9. Special Flow Control Flags

The engine recognizes several special flags that alter the normal execution behavior.

_stopflowprocess

Completely stops the workflow execution and returns an HTTP response to the client. It is primarily used in webhook-initiated workflows where an immediate response needs to be sent.

{
  nextModule: null,
  data: { result: "ok" },
  _stopflowprocess: true
}

When this flag is active, the execution queue is emptied and the node data is sent as an HTTP response.

_respondata

Allows sending a response to the HTTP client without stopping the workflow execution. The workflow continues processing in the background while the client has already received their response.

{
  nextModule: "next_node",
  data: { ... },
  _respondata: { message: "Received, processing..." }
}

_iterating

Indicates that the current node is in batch iteration mode. The engine executes the same node (or subset of nodes) multiple times, once for each element in a data array.

_batchSteps

Contains the accumulated results of each iteration when using batch iteration mode.
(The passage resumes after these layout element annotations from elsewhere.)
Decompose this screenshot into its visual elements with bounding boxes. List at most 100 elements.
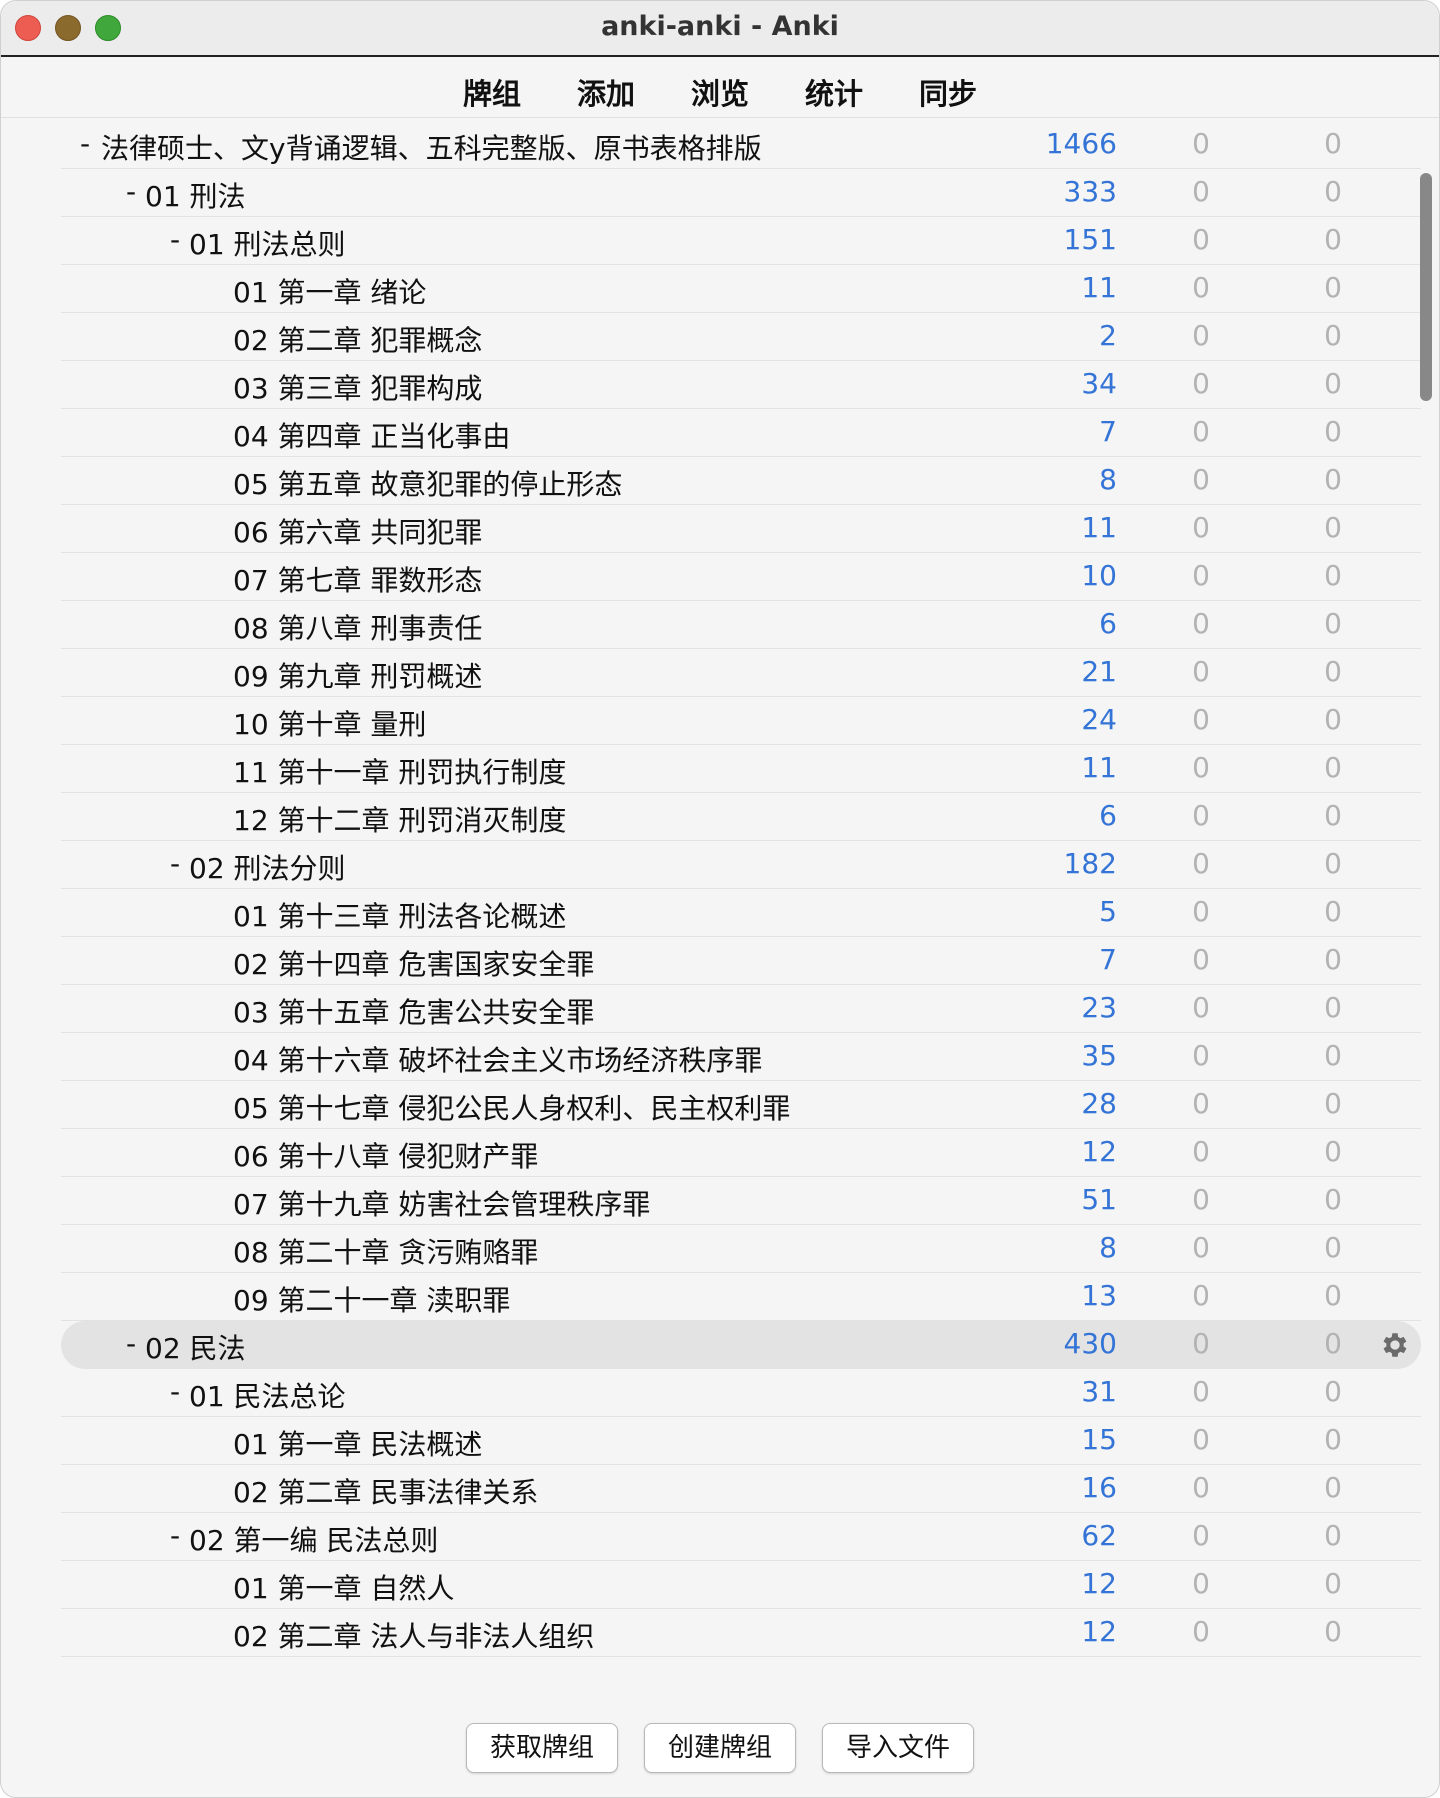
deck-name[interactable]: 01 第十三章 刑法各论概述 — [233, 895, 566, 935]
deck-name[interactable]: 03 第十五章 危害公共安全罪 — [233, 991, 594, 1031]
create-deck-button[interactable]: 创建牌组 — [644, 1723, 796, 1773]
deck-name[interactable]: 01 第一章 自然人 — [233, 1567, 454, 1607]
deck-row[interactable]: 01 第一章 民法概述 15 0 0 — [61, 1417, 1421, 1465]
deck-name[interactable]: 04 第四章 正当化事由 — [233, 415, 510, 455]
collapse-toggle[interactable]: - — [165, 847, 185, 880]
learn-count: 0 — [1192, 991, 1210, 1024]
deck-name[interactable]: 01 第一章 民法概述 — [233, 1423, 482, 1463]
deck-row[interactable]: 01 第一章 自然人 12 0 0 — [61, 1561, 1421, 1609]
deck-name[interactable]: 05 第十七章 侵犯公民人身权利、民主权利罪 — [233, 1087, 790, 1127]
deck-row[interactable]: -02 刑法分则 182 0 0 — [61, 841, 1421, 889]
deck-row[interactable]: 02 第二章 犯罪概念 2 0 0 — [61, 313, 1421, 361]
deck-name[interactable]: 02 第二章 犯罪概念 — [233, 319, 482, 359]
learn-count: 0 — [1192, 559, 1210, 592]
deck-row[interactable]: 06 第六章 共同犯罪 11 0 0 — [61, 505, 1421, 553]
deck-row[interactable]: 08 第二十章 贪污贿赂罪 8 0 0 — [61, 1225, 1421, 1273]
deck-row[interactable]: 02 第二章 民事法律关系 16 0 0 — [61, 1465, 1421, 1513]
deck-row[interactable]: -01 民法总论 31 0 0 — [61, 1369, 1421, 1417]
deck-name[interactable]: 07 第七章 罪数形态 — [233, 559, 482, 599]
deck-row[interactable]: - 法律硕士、文y背诵逻辑、五科完整版、原书表格排版 1466 0 0 — [61, 121, 1421, 169]
deck-row[interactable]: 07 第七章 罪数形态 10 0 0 — [61, 553, 1421, 601]
new-count: 0 — [1324, 415, 1342, 448]
new-count: 0 — [1324, 175, 1342, 208]
deck-list-scrollbar[interactable] — [1420, 173, 1432, 401]
deck-name[interactable]: 法律硕士、文y背诵逻辑、五科完整版、原书表格排版 — [101, 127, 762, 167]
deck-name[interactable]: 07 第十九章 妨害社会管理秩序罪 — [233, 1183, 650, 1223]
deck-name[interactable]: 01 刑法总则 — [189, 223, 346, 263]
tab-add[interactable]: 添加 — [549, 67, 663, 117]
tab-sync[interactable]: 同步 — [891, 67, 1005, 117]
deck-name[interactable]: 11 第十一章 刑罚执行制度 — [233, 751, 566, 791]
deck-row[interactable]: 05 第十七章 侵犯公民人身权利、民主权利罪 28 0 0 — [61, 1081, 1421, 1129]
deck-row[interactable]: 10 第十章 量刑 24 0 0 — [61, 697, 1421, 745]
due-count: 35 — [1081, 1039, 1117, 1072]
collapse-toggle[interactable]: - — [165, 223, 185, 256]
learn-count: 0 — [1192, 1519, 1210, 1552]
deck-row[interactable]: 03 第十五章 危害公共安全罪 23 0 0 — [61, 985, 1421, 1033]
tab-stats[interactable]: 统计 — [777, 67, 891, 117]
deck-row[interactable]: -02 第一编 民法总则 62 0 0 — [61, 1513, 1421, 1561]
deck-row[interactable]: 09 第二十一章 渎职罪 13 0 0 — [61, 1273, 1421, 1321]
deck-row[interactable]: 11 第十一章 刑罚执行制度 11 0 0 — [61, 745, 1421, 793]
collapse-toggle[interactable]: - — [75, 127, 95, 160]
deck-name[interactable]: 01 第一章 绪论 — [233, 271, 426, 311]
deck-row[interactable]: 03 第三章 犯罪构成 34 0 0 — [61, 361, 1421, 409]
deck-row[interactable]: 04 第十六章 破坏社会主义市场经济秩序罪 35 0 0 — [61, 1033, 1421, 1081]
new-count: 0 — [1324, 271, 1342, 304]
deck-name[interactable]: 02 第十四章 危害国家安全罪 — [233, 943, 594, 983]
deck-row[interactable]: -01 刑法 333 0 0 — [61, 169, 1421, 217]
deck-row[interactable]: 07 第十九章 妨害社会管理秩序罪 51 0 0 — [61, 1177, 1421, 1225]
deck-row[interactable]: 05 第五章 故意犯罪的停止形态 8 0 0 — [61, 457, 1421, 505]
deck-name[interactable]: 05 第五章 故意犯罪的停止形态 — [233, 463, 622, 503]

When all iterations are complete, this array is passed to the merge node to consolidate the results.

{
  _batchSteps: [
    { iteration: 0, data: { ... } },
    { iteration: 1, data: { ... } },
    // ... one entry for each iterated element
  ]
}

10. Flow Diagram

The following ASCII diagram shows a typical example of a workflow execution with a decision:

                    +----------+
                    |  START   |
                    +----+-----+
                         |
                         v
                    +----------+
                    |  Node 1  |
                    | (HTTP)   |
                    +----+-----+
                         |
                         v
                   +-----------+
                  /  Decision   \
                 /  (condition)  \
                +--------+--------+
               |                  |
          true |                  | false
               v                  v
         +----------+      +----------+
         |  Node 2  |      |  Node 3  |
         | (SendMail)|     | (Logger) |
         +----+-----+      +----+-----+
              |                  |
              v                  v
            +----------------------+
            |       MERGE          |
            +----------+-----------+
                       |
                       v
                  +----------+
                  |   END    |
                  +----------+

Flow Description

START: The trigger initiates execution and provides the initial data.
Node 1 (HTTP): Makes an HTTP request to an external API and passes the response to the next node.
Decision: Evaluates a condition on the received data. If true, continues down the left branch (true); if false, down the right branch (false).
Node 2 (SendMail): Sends an email with the obtained data.
Node 3 (Logger): Logs the data for auditing.
MERGE: Consolidates the parallel branches into a single flow.
END: Finishes the workflow execution.